TD provides a simple TD Q learning solution to the simple motor sequence learning problem, to get a sense of its overall learning complexity.
It is a very simple problem so it is expected to be solved easily: the question is how fast it ends up being learned, given the amount of state space exploration that is required.
The trial / epoch setup is the same as the bgdorsal sim, so epochs are comparable units (128 trials per epoch).
- Epsilon Min = 0.01 seems pretty optimal -- any higher and it fails to converge
- Epsilon Decay = 0.2 or 0.5 work well -- helps converge more quickly.
- LRate Decay = 0.0001 or 0.00001 seem best: variance vs speed tradeoff overall
./td -runs 50 -epochs 1000 -env-seq-len 4 -env-n-actions 6 -td-l-rate-decay 0.0001 -td-epsilon-decay 0.5 -td-epsilon-min 0.01
The fastest times here are about 10 epochs, and you also get values in the 400+ epochs as well.

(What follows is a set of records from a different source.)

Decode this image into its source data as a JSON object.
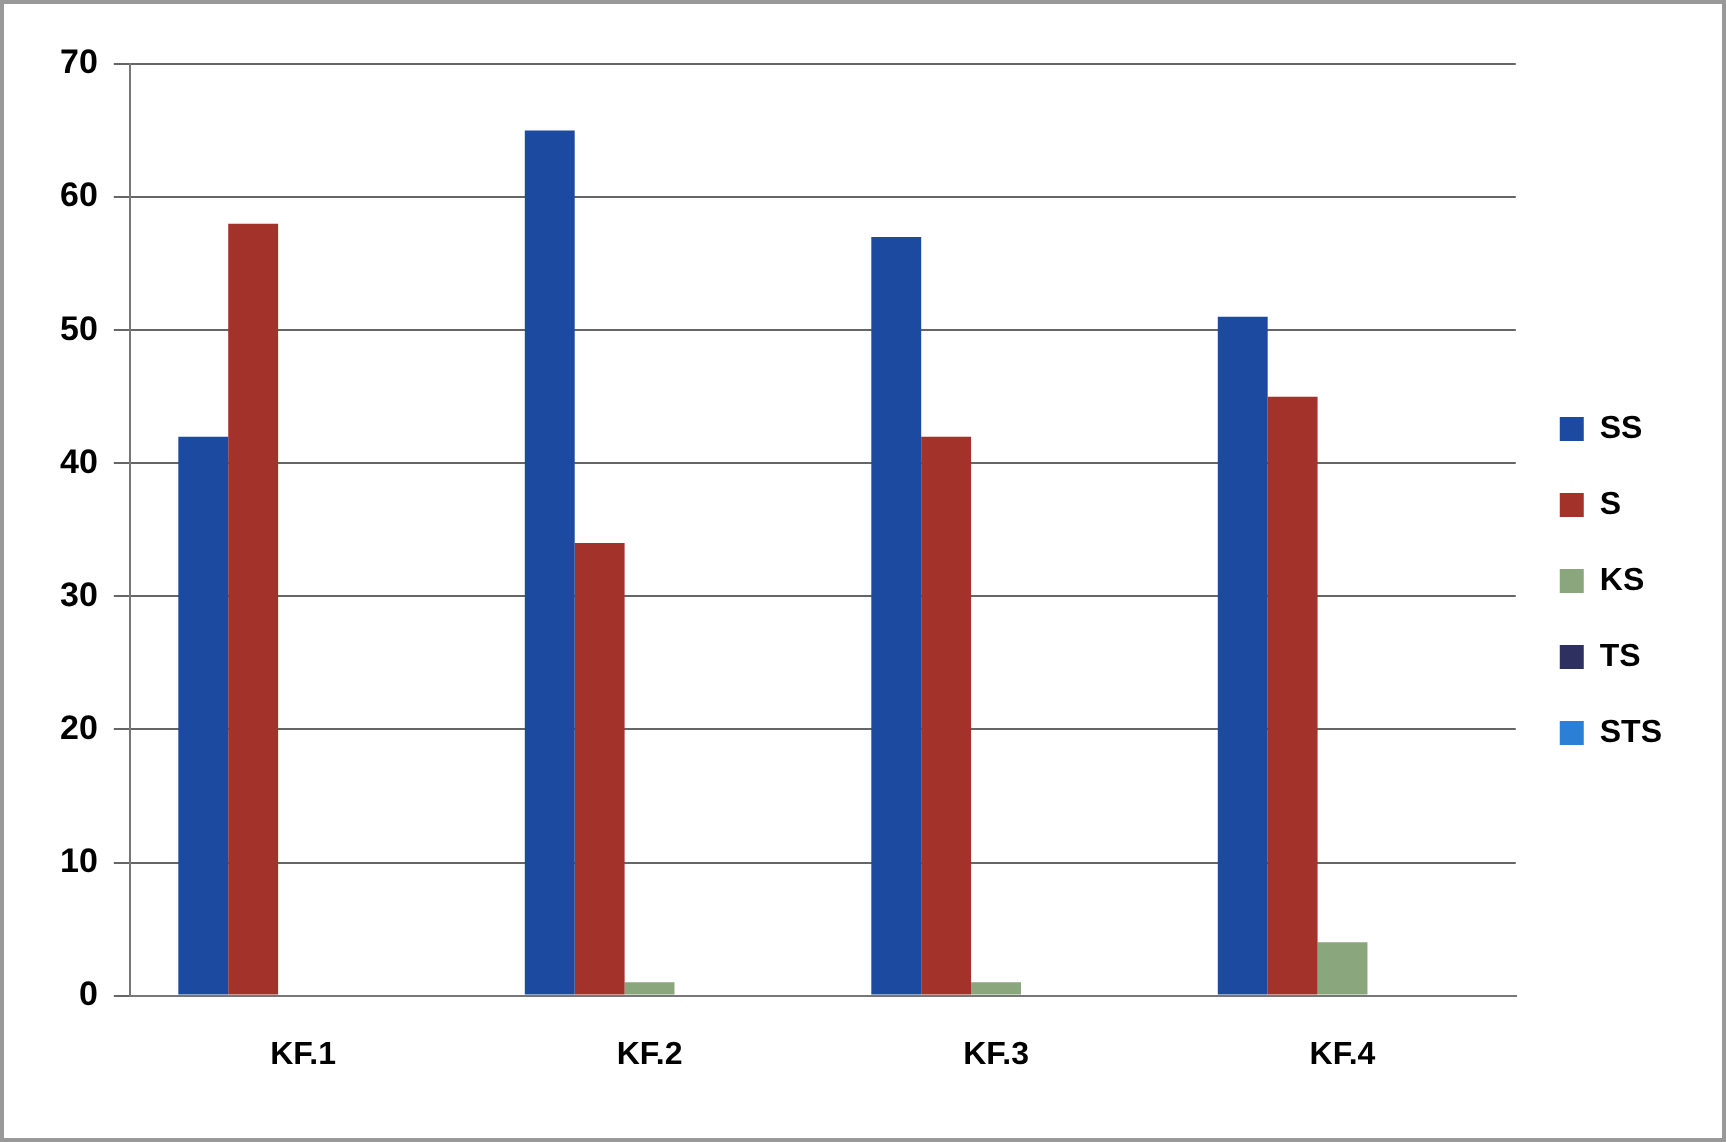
{
  "chart_data": {
    "type": "bar",
    "categories": [
      "KF.1",
      "KF.2",
      "KF.3",
      "KF.4"
    ],
    "series": [
      {
        "name": "SS",
        "color": "#1c4aa0",
        "values": [
          42,
          65,
          57,
          51
        ]
      },
      {
        "name": "S",
        "color": "#a3322a",
        "values": [
          58,
          34,
          42,
          45
        ]
      },
      {
        "name": "KS",
        "color": "#8aa67c",
        "values": [
          0,
          1,
          1,
          4
        ]
      },
      {
        "name": "TS",
        "color": "#2e3060",
        "values": [
          0,
          0,
          0,
          0
        ]
      },
      {
        "name": "STS",
        "color": "#2b7fd4",
        "values": [
          0,
          0,
          0,
          0
        ]
      }
    ],
    "ylim": [
      0,
      70
    ],
    "yticks": [
      0,
      10,
      20,
      30,
      40,
      50,
      60,
      70
    ],
    "grid": "y",
    "legend": "right"
  }
}
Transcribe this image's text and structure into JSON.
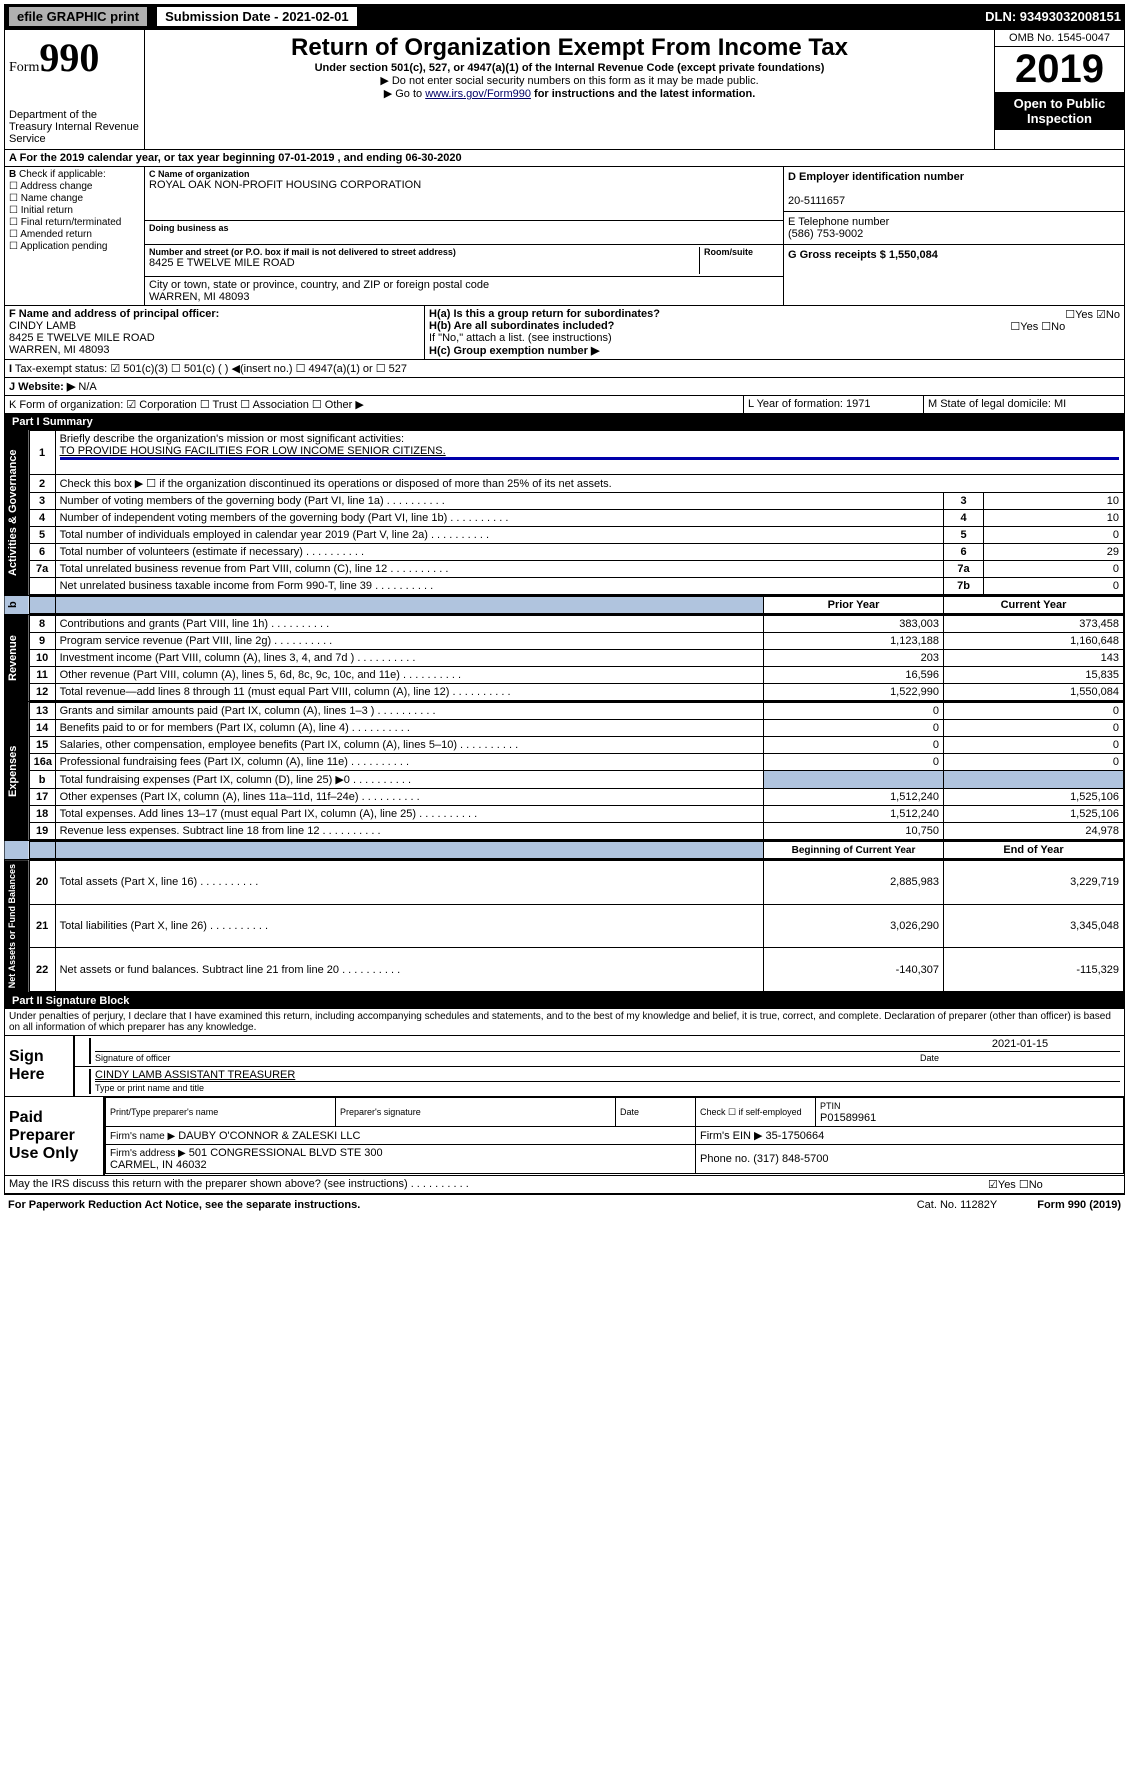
{
  "topbar": {
    "efile": "efile GRAPHIC print",
    "subdate_label": "Submission Date - 2021-02-01",
    "dln": "DLN: 93493032008151"
  },
  "header": {
    "form_prefix": "Form",
    "form_number": "990",
    "dept": "Department of the Treasury\nInternal Revenue Service",
    "title": "Return of Organization Exempt From Income Tax",
    "line1": "Under section 501(c), 527, or 4947(a)(1) of the Internal Revenue Code (except private foundations)",
    "line2": "▶ Do not enter social security numbers on this form as it may be made public.",
    "line3a": "▶ Go to ",
    "line3_link": "www.irs.gov/Form990",
    "line3b": " for instructions and the latest information.",
    "omb": "OMB No. 1545-0047",
    "year": "2019",
    "open": "Open to Public Inspection"
  },
  "periodA": "For the 2019 calendar year, or tax year beginning 07-01-2019   , and ending 06-30-2020",
  "sectionB": {
    "label": "Check if applicable:",
    "items": [
      "Address change",
      "Name change",
      "Initial return",
      "Final return/terminated",
      "Amended return",
      "Application pending"
    ]
  },
  "org": {
    "name_lbl": "C Name of organization",
    "name": "ROYAL OAK NON-PROFIT HOUSING CORPORATION",
    "dba_lbl": "Doing business as",
    "addr_lbl": "Number and street (or P.O. box if mail is not delivered to street address)",
    "room_lbl": "Room/suite",
    "addr": "8425 E TWELVE MILE ROAD",
    "city_lbl": "City or town, state or province, country, and ZIP or foreign postal code",
    "city": "WARREN, MI  48093"
  },
  "sectionD": {
    "lbl": "D Employer identification number",
    "val": "20-5111657"
  },
  "sectionE": {
    "lbl": "E Telephone number",
    "val": "(586) 753-9002"
  },
  "sectionG": "G Gross receipts $ 1,550,084",
  "sectionF": {
    "lbl": "F  Name and address of principal officer:",
    "name": "CINDY LAMB",
    "addr1": "8425 E TWELVE MILE ROAD",
    "addr2": "WARREN, MI  48093"
  },
  "sectionH": {
    "ha": "H(a)  Is this a group return for subordinates?",
    "ha_ans": "☐Yes ☑No",
    "hb": "H(b)  Are all subordinates included?",
    "hb_ans": "☐Yes ☐No",
    "hb_note": "If \"No,\" attach a list. (see instructions)",
    "hc": "H(c)  Group exemption number ▶"
  },
  "sectionI": {
    "lbl": "Tax-exempt status:",
    "opts": "☑ 501(c)(3)   ☐ 501(c) (  ) ◀(insert no.)    ☐ 4947(a)(1) or   ☐ 527"
  },
  "sectionJ": {
    "lbl": "J   Website: ▶",
    "val": "N/A"
  },
  "sectionK": "K Form of organization:  ☑ Corporation  ☐ Trust  ☐ Association  ☐ Other ▶",
  "sectionL": "L Year of formation: 1971",
  "sectionM": "M State of legal domicile: MI",
  "part1": {
    "hdr": "Part I      Summary",
    "sidetab1": "Activities & Governance",
    "q1": "Briefly describe the organization's mission or most significant activities:",
    "q1v": "TO PROVIDE HOUSING FACILITIES FOR LOW INCOME SENIOR CITIZENS.",
    "q2": "Check this box ▶ ☐  if the organization discontinued its operations or disposed of more than 25% of its net assets.",
    "lines_gov": [
      {
        "n": "3",
        "t": "Number of voting members of the governing body (Part VI, line 1a)",
        "box": "3",
        "v": "10"
      },
      {
        "n": "4",
        "t": "Number of independent voting members of the governing body (Part VI, line 1b)",
        "box": "4",
        "v": "10"
      },
      {
        "n": "5",
        "t": "Total number of individuals employed in calendar year 2019 (Part V, line 2a)",
        "box": "5",
        "v": "0"
      },
      {
        "n": "6",
        "t": "Total number of volunteers (estimate if necessary)",
        "box": "6",
        "v": "29"
      },
      {
        "n": "7a",
        "t": "Total unrelated business revenue from Part VIII, column (C), line 12",
        "box": "7a",
        "v": "0"
      },
      {
        "n": "",
        "t": "Net unrelated business taxable income from Form 990-T, line 39",
        "box": "7b",
        "v": "0"
      }
    ],
    "col_prior": "Prior Year",
    "col_curr": "Current Year",
    "sidetab2": "Revenue",
    "lines_rev": [
      {
        "n": "8",
        "t": "Contributions and grants (Part VIII, line 1h)",
        "p": "383,003",
        "c": "373,458"
      },
      {
        "n": "9",
        "t": "Program service revenue (Part VIII, line 2g)",
        "p": "1,123,188",
        "c": "1,160,648"
      },
      {
        "n": "10",
        "t": "Investment income (Part VIII, column (A), lines 3, 4, and 7d )",
        "p": "203",
        "c": "143"
      },
      {
        "n": "11",
        "t": "Other revenue (Part VIII, column (A), lines 5, 6d, 8c, 9c, 10c, and 11e)",
        "p": "16,596",
        "c": "15,835"
      },
      {
        "n": "12",
        "t": "Total revenue—add lines 8 through 11 (must equal Part VIII, column (A), line 12)",
        "p": "1,522,990",
        "c": "1,550,084"
      }
    ],
    "sidetab3": "Expenses",
    "lines_exp": [
      {
        "n": "13",
        "t": "Grants and similar amounts paid (Part IX, column (A), lines 1–3 )",
        "p": "0",
        "c": "0"
      },
      {
        "n": "14",
        "t": "Benefits paid to or for members (Part IX, column (A), line 4)",
        "p": "0",
        "c": "0"
      },
      {
        "n": "15",
        "t": "Salaries, other compensation, employee benefits (Part IX, column (A), lines 5–10)",
        "p": "0",
        "c": "0"
      },
      {
        "n": "16a",
        "t": "Professional fundraising fees (Part IX, column (A), line 11e)",
        "p": "0",
        "c": "0"
      },
      {
        "n": "b",
        "t": "Total fundraising expenses (Part IX, column (D), line 25) ▶0",
        "p": "",
        "c": "",
        "shade": true
      },
      {
        "n": "17",
        "t": "Other expenses (Part IX, column (A), lines 11a–11d, 11f–24e)",
        "p": "1,512,240",
        "c": "1,525,106"
      },
      {
        "n": "18",
        "t": "Total expenses. Add lines 13–17 (must equal Part IX, column (A), line 25)",
        "p": "1,512,240",
        "c": "1,525,106"
      },
      {
        "n": "19",
        "t": "Revenue less expenses. Subtract line 18 from line 12",
        "p": "10,750",
        "c": "24,978"
      }
    ],
    "col_beg": "Beginning of Current Year",
    "col_end": "End of Year",
    "sidetab4": "Net Assets or Fund Balances",
    "lines_net": [
      {
        "n": "20",
        "t": "Total assets (Part X, line 16)",
        "p": "2,885,983",
        "c": "3,229,719"
      },
      {
        "n": "21",
        "t": "Total liabilities (Part X, line 26)",
        "p": "3,026,290",
        "c": "3,345,048"
      },
      {
        "n": "22",
        "t": "Net assets or fund balances. Subtract line 21 from line 20",
        "p": "-140,307",
        "c": "-115,329"
      }
    ]
  },
  "part2": {
    "hdr": "Part II      Signature Block",
    "perjury": "Under penalties of perjury, I declare that I have examined this return, including accompanying schedules and statements, and to the best of my knowledge and belief, it is true, correct, and complete. Declaration of preparer (other than officer) is based on all information of which preparer has any knowledge.",
    "sign_here": "Sign Here",
    "sig_date": "2021-01-15",
    "sig_officer": "Signature of officer",
    "sig_date_lbl": "Date",
    "sig_name": "CINDY LAMB  ASSISTANT TREASURER",
    "sig_type": "Type or print name and title",
    "paid": "Paid Preparer Use Only",
    "prep_name_lbl": "Print/Type preparer's name",
    "prep_sig_lbl": "Preparer's signature",
    "prep_date_lbl": "Date",
    "prep_check": "Check ☐ if self-employed",
    "ptin_lbl": "PTIN",
    "ptin": "P01589961",
    "firm_name_lbl": "Firm's name    ▶",
    "firm_name": "DAUBY O'CONNOR & ZALESKI LLC",
    "firm_ein": "Firm's EIN ▶ 35-1750664",
    "firm_addr_lbl": "Firm's address ▶",
    "firm_addr": "501 CONGRESSIONAL BLVD STE 300\nCARMEL, IN  46032",
    "firm_phone": "Phone no. (317) 848-5700",
    "discuss": "May the IRS discuss this return with the preparer shown above? (see instructions)",
    "discuss_ans": "☑Yes  ☐No"
  },
  "footer": {
    "pra": "For Paperwork Reduction Act Notice, see the separate instructions.",
    "cat": "Cat. No. 11282Y",
    "form": "Form 990 (2019)"
  }
}
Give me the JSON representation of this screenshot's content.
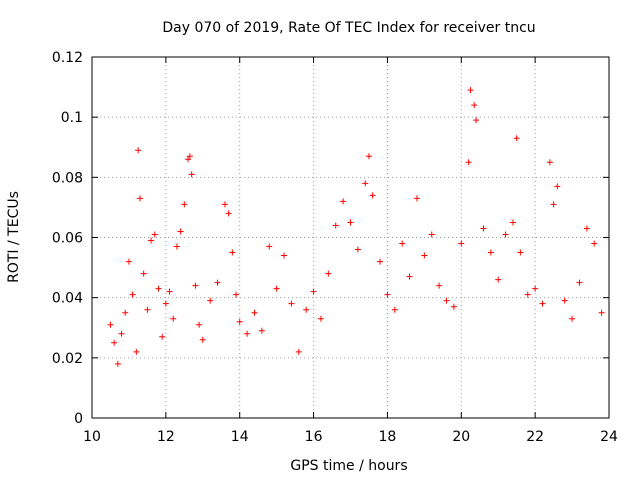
{
  "chart_data": {
    "type": "scatter",
    "title": "Day 070 of 2019, Rate Of TEC Index for receiver tncu",
    "xlabel": "GPS time / hours",
    "ylabel": "ROTI / TECUs",
    "xlim": [
      10,
      24
    ],
    "ylim": [
      0,
      0.12
    ],
    "x_ticks": [
      10,
      12,
      14,
      16,
      18,
      20,
      22,
      24
    ],
    "y_ticks": [
      0,
      0.02,
      0.04,
      0.06,
      0.08,
      0.1,
      0.12
    ],
    "x_tick_labels": [
      "10",
      "12",
      "14",
      "16",
      "18",
      "20",
      "22",
      "24"
    ],
    "y_tick_labels": [
      "0",
      "0.02",
      "0.04",
      "0.06",
      "0.08",
      "0.1",
      "0.12"
    ],
    "grid": true,
    "marker": "+",
    "series": [
      {
        "name": "ROTI",
        "color": "#ff0000",
        "x": [
          10.5,
          10.6,
          10.7,
          10.8,
          10.9,
          11.0,
          11.1,
          11.2,
          11.25,
          11.3,
          11.4,
          11.5,
          11.6,
          11.7,
          11.8,
          11.9,
          12.0,
          12.1,
          12.2,
          12.3,
          12.4,
          12.5,
          12.6,
          12.65,
          12.7,
          12.8,
          12.9,
          13.0,
          13.2,
          13.4,
          13.6,
          13.7,
          13.8,
          13.9,
          14.0,
          14.2,
          14.4,
          14.6,
          14.8,
          15.0,
          15.2,
          15.4,
          15.6,
          15.8,
          16.0,
          16.2,
          16.4,
          16.6,
          16.8,
          17.0,
          17.2,
          17.4,
          17.5,
          17.6,
          17.8,
          18.0,
          18.2,
          18.4,
          18.6,
          18.8,
          19.0,
          19.2,
          19.4,
          19.6,
          19.8,
          20.0,
          20.2,
          20.25,
          20.35,
          20.4,
          20.6,
          20.8,
          21.0,
          21.2,
          21.4,
          21.5,
          21.6,
          21.8,
          22.0,
          22.2,
          22.4,
          22.5,
          22.6,
          22.8,
          23.0,
          23.2,
          23.4,
          23.6,
          23.8
        ],
        "y": [
          0.031,
          0.025,
          0.018,
          0.028,
          0.035,
          0.052,
          0.041,
          0.022,
          0.089,
          0.073,
          0.048,
          0.036,
          0.059,
          0.061,
          0.043,
          0.027,
          0.038,
          0.042,
          0.033,
          0.057,
          0.062,
          0.071,
          0.086,
          0.087,
          0.081,
          0.044,
          0.031,
          0.026,
          0.039,
          0.045,
          0.071,
          0.068,
          0.055,
          0.041,
          0.032,
          0.028,
          0.035,
          0.029,
          0.057,
          0.043,
          0.054,
          0.038,
          0.022,
          0.036,
          0.042,
          0.033,
          0.048,
          0.064,
          0.072,
          0.065,
          0.056,
          0.078,
          0.087,
          0.074,
          0.052,
          0.041,
          0.036,
          0.058,
          0.047,
          0.073,
          0.054,
          0.061,
          0.044,
          0.039,
          0.037,
          0.058,
          0.085,
          0.109,
          0.104,
          0.099,
          0.063,
          0.055,
          0.046,
          0.061,
          0.065,
          0.093,
          0.055,
          0.041,
          0.043,
          0.038,
          0.085,
          0.071,
          0.077,
          0.039,
          0.033,
          0.045,
          0.063,
          0.058,
          0.035
        ]
      }
    ]
  }
}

Similar param issues, and in general get the same performance with less variability overall:
./td -runs 50 -epochs 1000 -env-seq-len 3 -env-n-actions 10 -td-l-rate-decay 0.0001 -td-epsilon-decay 0.5 -td-epsilon-min 0.01
Exploring larger spaces
- 4x10 is more difficult for sure: have to reduce epsilon decay to 0.1
In general it seems sensibly related to the size of the space being searched.